Unresolved feelings on September 28, 1998…
Dear Breakup Girl,
I went out with a guy for 4 years. Two years into it, when I was 24, I found out I was pregnant. Pretty bad timing since I was about to move to another city and he was about to go on tour with his band. We were both broke. We hadn’t really decided to break up, but he had insisted he wasn’t interested in maintaining a long-distance relationship (although it turned out we did, a sloppy on and off one). We knew that I was pregnant for a week before I had my abortion. In that time, we didn’t discuss it very much. Although I wasn’t entirely against having a child, I couldn’t picture ourselves together. I’ve always been pro-choice, so although it was a painful decision, I felt at the time it was the right one. I was pretty sure I would have to do it alone, and I didn’t think I could be a good mother in those circumstances.
He and I have been apart now for about 4 years. I, for some unknown reason, am still very attached to him. He lives on the other side of the country and just became engaged to someone else. I am with someone else too who I enjoy a lot, but am not in love with. Me and the long-distant ex- had been talking on the phone, in the hopes that we could build a friendship that could continue after his marriage. During our last conversation, he asked me why I had had an abortion since he had been ready to have a child. I am pretty sure that he never told me that back when we had an option. We might not have discussed it as much as we should have, but then again, we never discussed anything enough which is probably one of the reasons the relationship didn’t work out.
It turns out that the woman he is engaged to is pro-life and he is starting to think that he is, too. Part of me can see that he is sidestepping his involvement in my abortion. But the other part of me is devastated. Did I make a horrible decision? Is my unhappiness now somehow a result of a decision that can’t be undone? I don’t know what to do. I’ve never felt quite this disjointed before. How can I make myself be at peace with my decision? Is it unrealistic to maintain a friendship with an ex like this?

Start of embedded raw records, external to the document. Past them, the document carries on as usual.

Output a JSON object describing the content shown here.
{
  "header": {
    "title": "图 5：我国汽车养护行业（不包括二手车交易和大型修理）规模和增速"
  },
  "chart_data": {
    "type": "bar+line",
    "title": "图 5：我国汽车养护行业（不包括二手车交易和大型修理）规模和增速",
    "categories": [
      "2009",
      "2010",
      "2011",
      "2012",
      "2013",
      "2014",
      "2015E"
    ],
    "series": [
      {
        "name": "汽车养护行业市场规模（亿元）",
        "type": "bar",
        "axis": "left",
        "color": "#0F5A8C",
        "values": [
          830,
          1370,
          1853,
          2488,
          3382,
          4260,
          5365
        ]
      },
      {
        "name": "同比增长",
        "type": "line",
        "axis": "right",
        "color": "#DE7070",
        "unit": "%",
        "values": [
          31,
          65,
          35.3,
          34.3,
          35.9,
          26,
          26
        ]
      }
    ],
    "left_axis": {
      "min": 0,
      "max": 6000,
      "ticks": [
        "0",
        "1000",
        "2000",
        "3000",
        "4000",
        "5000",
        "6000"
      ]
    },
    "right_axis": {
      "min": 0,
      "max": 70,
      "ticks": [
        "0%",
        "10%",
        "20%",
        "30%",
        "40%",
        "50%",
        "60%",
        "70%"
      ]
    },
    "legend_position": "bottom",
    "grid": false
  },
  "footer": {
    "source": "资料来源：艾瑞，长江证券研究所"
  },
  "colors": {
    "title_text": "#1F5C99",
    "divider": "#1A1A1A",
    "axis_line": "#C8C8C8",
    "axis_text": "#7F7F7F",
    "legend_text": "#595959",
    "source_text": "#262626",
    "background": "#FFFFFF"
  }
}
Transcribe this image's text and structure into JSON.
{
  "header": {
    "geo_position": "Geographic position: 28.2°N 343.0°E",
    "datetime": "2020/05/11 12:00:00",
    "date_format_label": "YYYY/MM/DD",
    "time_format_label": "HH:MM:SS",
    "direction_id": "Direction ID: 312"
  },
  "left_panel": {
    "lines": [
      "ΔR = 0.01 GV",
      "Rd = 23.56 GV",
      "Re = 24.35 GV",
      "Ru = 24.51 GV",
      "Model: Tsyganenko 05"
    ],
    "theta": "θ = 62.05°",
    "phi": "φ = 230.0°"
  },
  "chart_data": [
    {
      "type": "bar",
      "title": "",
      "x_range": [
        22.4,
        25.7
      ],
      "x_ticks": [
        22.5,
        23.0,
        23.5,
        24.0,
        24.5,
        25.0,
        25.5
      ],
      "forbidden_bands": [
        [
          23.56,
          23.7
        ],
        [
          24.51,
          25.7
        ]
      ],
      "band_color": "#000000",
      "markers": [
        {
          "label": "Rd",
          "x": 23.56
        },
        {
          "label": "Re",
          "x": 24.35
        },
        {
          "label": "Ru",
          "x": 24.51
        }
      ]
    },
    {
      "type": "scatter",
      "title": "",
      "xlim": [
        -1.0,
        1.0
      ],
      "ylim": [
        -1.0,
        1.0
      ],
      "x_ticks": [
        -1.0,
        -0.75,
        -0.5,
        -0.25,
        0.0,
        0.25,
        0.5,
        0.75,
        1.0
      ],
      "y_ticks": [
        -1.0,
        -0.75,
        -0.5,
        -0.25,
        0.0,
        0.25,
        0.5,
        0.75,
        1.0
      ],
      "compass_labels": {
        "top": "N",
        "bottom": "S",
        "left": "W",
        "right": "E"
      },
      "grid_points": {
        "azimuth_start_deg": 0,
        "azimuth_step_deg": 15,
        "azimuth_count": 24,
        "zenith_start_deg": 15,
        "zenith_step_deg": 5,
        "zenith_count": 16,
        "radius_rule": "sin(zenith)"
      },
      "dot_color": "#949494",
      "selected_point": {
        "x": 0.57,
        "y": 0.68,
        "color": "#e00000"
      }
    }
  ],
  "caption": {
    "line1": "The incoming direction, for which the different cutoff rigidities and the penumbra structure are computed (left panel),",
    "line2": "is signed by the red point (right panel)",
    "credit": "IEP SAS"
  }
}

My take on it is this: he went along with your abortion, but he never fully dealt with it himself. Now all his unresolved feelings about it are being brought to the surface and stirred up — not to mention clouded — by his fiancee. None of which, actually, has anything to do with you. Really. But of course, that stirring-up effect comes full circle right back to you.
So I will tell you this: from the way you describe your reasoning at the time, you did not make a horrible decision. And from the way you describe your ex’s confusion right now, it might be unrealistic to be friends with him — for the next while, anyway. If I were you, I’d find a trained, sympathetic ear and talk about how to make peace with the past and stand firm in the present.